Bare root plants are remarkably easy to plant. Their planting holes only need to be big enough to contain the roots. Soil amendment should be minimal. If too much amendment is added, or holes are too deep, new plants are likely to sink. Graft unions (the distinctive ‘kinks’ just above the roots) of grafted trees must remain above grade. Roots should be spread out laterally and downward.

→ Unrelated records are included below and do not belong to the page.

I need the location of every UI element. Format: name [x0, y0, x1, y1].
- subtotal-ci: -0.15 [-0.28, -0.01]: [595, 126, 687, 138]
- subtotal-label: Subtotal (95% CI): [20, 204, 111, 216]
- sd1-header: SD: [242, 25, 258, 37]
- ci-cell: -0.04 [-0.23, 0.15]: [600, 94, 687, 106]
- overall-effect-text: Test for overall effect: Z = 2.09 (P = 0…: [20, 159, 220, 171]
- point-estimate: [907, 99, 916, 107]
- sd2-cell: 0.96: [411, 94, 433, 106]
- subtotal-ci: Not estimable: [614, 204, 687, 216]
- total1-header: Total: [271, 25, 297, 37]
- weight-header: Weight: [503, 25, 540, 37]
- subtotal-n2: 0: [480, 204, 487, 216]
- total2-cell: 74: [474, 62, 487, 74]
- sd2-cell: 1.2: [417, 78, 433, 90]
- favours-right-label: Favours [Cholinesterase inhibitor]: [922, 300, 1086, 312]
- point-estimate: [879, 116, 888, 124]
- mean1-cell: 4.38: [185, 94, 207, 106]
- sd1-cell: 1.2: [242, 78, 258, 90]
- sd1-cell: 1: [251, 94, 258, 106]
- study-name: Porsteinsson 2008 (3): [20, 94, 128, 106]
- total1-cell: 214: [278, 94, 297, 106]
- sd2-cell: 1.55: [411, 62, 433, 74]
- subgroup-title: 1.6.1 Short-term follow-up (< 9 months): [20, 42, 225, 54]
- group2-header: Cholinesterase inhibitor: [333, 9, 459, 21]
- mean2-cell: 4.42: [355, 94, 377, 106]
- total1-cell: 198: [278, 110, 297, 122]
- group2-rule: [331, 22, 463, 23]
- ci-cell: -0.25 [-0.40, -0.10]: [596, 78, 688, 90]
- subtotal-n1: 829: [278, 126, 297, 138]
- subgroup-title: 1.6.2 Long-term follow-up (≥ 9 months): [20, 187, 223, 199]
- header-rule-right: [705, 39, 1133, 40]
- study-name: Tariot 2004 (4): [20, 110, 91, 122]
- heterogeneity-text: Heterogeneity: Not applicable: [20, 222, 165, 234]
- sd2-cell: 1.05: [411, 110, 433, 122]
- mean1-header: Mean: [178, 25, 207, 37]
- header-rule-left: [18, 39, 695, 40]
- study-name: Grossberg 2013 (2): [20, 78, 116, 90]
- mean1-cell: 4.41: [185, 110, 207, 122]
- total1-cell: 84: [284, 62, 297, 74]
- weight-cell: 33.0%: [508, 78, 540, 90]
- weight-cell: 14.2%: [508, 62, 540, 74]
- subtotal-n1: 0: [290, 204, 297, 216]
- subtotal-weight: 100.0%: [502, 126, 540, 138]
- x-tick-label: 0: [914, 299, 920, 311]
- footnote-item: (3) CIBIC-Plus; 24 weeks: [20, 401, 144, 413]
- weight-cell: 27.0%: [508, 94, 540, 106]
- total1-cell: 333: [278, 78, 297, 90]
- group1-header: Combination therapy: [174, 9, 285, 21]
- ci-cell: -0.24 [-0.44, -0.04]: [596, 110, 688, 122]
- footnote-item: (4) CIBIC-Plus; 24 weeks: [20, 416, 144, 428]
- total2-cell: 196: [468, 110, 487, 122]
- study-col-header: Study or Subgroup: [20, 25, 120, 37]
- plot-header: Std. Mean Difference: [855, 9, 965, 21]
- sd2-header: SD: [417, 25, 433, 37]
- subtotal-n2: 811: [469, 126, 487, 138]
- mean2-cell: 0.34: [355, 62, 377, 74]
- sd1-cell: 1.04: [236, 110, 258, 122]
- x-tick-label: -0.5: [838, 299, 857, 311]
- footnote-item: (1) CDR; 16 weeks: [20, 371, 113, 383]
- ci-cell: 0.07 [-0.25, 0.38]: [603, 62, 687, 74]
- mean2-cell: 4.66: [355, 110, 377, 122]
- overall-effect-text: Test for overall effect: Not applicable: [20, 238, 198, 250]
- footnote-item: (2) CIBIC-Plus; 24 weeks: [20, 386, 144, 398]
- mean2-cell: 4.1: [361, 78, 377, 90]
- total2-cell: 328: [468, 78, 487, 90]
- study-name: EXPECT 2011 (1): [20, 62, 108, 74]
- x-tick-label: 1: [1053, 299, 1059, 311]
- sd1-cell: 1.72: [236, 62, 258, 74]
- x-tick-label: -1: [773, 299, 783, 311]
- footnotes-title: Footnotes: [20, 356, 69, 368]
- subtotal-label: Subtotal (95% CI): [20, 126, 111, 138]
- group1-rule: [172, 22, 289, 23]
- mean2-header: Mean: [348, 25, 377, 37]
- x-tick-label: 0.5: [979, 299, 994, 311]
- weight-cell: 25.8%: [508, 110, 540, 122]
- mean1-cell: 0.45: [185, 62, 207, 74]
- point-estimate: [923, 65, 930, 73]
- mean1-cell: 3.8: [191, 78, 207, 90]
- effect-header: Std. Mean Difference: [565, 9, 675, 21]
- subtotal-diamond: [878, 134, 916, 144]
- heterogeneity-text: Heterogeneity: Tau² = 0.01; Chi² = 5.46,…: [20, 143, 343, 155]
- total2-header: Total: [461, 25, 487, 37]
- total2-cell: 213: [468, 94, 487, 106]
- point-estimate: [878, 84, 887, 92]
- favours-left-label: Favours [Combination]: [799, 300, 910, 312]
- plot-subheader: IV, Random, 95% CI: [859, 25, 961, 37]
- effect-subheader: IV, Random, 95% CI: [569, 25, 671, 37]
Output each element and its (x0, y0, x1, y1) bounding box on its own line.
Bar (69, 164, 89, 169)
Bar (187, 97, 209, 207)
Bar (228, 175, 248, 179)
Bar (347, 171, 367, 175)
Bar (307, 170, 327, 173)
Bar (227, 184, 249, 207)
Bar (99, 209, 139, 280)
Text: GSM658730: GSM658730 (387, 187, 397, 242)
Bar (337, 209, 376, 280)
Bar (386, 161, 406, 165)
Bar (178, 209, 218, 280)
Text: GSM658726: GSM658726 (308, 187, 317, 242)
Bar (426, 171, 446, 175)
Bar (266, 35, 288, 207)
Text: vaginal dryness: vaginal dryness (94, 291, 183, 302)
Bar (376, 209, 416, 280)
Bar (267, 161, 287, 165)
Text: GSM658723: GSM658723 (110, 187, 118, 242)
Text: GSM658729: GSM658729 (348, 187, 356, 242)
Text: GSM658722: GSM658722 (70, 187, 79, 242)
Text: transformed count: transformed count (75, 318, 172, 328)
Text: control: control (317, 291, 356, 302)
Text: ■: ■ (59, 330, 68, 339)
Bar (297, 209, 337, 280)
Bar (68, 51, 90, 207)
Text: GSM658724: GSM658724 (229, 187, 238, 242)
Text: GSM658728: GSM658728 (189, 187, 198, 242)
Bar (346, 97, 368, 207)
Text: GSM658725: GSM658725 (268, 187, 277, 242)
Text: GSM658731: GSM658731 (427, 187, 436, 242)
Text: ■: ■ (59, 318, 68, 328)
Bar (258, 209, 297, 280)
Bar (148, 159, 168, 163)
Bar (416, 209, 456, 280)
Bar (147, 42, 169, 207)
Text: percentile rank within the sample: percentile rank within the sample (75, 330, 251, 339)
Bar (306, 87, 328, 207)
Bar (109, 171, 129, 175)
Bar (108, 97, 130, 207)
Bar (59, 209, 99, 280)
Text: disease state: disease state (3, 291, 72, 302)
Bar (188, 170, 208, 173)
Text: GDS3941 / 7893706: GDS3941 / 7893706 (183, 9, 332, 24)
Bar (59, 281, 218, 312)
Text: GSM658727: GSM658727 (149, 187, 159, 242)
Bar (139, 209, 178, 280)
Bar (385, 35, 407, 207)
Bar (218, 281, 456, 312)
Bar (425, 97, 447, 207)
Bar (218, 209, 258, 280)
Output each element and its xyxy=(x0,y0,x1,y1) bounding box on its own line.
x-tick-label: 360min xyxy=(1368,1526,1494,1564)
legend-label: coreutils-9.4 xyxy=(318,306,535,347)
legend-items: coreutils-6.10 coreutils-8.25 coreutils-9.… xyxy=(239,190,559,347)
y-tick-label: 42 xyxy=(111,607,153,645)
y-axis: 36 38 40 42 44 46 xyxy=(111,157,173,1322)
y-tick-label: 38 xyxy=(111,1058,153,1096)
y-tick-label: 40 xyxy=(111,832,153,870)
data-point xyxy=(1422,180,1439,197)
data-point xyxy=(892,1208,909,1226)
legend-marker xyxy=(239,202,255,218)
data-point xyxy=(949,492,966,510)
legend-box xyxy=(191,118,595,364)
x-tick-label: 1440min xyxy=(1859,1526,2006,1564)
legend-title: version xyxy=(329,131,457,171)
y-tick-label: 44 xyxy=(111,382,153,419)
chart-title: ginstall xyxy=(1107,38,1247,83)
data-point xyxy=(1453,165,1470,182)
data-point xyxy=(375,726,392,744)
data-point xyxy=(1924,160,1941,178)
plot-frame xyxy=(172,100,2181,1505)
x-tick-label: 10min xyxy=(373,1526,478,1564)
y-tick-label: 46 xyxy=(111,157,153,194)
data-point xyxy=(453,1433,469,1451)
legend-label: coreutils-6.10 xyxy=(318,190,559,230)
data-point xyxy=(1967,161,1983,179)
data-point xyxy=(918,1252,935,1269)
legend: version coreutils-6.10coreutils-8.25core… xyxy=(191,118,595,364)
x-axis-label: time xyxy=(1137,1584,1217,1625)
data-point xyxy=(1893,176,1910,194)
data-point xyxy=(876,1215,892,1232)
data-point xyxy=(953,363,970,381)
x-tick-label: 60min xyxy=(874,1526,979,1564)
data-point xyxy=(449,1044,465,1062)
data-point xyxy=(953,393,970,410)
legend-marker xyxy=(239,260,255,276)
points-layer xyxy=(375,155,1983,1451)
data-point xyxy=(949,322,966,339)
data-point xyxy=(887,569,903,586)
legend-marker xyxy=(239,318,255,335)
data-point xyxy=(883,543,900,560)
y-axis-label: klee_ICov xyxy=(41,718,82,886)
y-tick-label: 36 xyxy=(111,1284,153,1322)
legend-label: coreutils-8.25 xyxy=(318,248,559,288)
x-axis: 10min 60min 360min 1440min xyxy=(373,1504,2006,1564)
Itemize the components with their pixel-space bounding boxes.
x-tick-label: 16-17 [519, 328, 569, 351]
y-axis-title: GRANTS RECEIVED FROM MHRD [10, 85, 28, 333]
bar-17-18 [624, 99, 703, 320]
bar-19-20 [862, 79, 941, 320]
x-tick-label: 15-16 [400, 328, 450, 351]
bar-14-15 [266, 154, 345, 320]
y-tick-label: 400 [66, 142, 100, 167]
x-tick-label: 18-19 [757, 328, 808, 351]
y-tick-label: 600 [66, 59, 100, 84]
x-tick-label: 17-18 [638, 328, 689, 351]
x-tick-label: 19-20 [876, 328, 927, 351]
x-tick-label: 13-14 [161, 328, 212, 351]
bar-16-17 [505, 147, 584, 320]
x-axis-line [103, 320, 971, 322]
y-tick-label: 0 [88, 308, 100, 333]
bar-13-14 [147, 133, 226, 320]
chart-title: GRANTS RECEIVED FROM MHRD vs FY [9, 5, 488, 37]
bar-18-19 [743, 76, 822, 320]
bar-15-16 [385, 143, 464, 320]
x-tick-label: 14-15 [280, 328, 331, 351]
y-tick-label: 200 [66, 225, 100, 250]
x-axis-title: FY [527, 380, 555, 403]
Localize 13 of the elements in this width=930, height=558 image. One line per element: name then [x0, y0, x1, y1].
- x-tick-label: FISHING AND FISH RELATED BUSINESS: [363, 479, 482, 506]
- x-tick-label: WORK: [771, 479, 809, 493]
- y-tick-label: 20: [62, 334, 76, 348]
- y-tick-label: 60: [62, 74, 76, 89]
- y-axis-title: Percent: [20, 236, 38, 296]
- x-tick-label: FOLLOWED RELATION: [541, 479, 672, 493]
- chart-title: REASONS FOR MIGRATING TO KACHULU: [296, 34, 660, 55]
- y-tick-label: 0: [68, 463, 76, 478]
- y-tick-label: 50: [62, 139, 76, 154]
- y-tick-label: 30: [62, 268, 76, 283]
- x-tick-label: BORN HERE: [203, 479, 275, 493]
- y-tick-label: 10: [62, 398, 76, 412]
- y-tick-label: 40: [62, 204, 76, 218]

Smaller bare root plants like cane berries, grapevines, gooseberry and currant are already moving into nurseries where Christmas trees are relinquishing their space. Fruit trees like apricot, cherry, plum, prune, peach, nectarine, almond, apple, pear, quince, fig, pomegranate and persimmon will arrive next, followed by blueberry and roses. Poplar, flowering cherry, flowering crabapple, forsythia, lilac, wisteria, rhubarb, strawberry and asparagus might also be available.

Mexican Lime

71227Those who can grow Mexican lime, Citrus aurantifolia, get to brag to their friends who can not, even if they are only a few miles away in slightly cooler spots. It really is marginal here. If it gets too cool in winter, it can defoliate. Frost can damage or kill the stems. Because it stays smaller than other citrus, Mexican lime happens to do well in large pots that can be moved to shelter for winter.

Mature trees can get taller than six feet, but not much higher than first floor eaves. The limber stems have small but sharp thorns. The two inch long evergreen leaves are glossy and nicely aromatic. The small white flowers are actually less fragrant. The round one or two inch wide fruits ripen from rich green to pale greenish yellow. The peel is very thin and tough, which is ideal for squeezing the juice from the very juicy and aromatic, but potentially seedy, greenish yellow pulp within.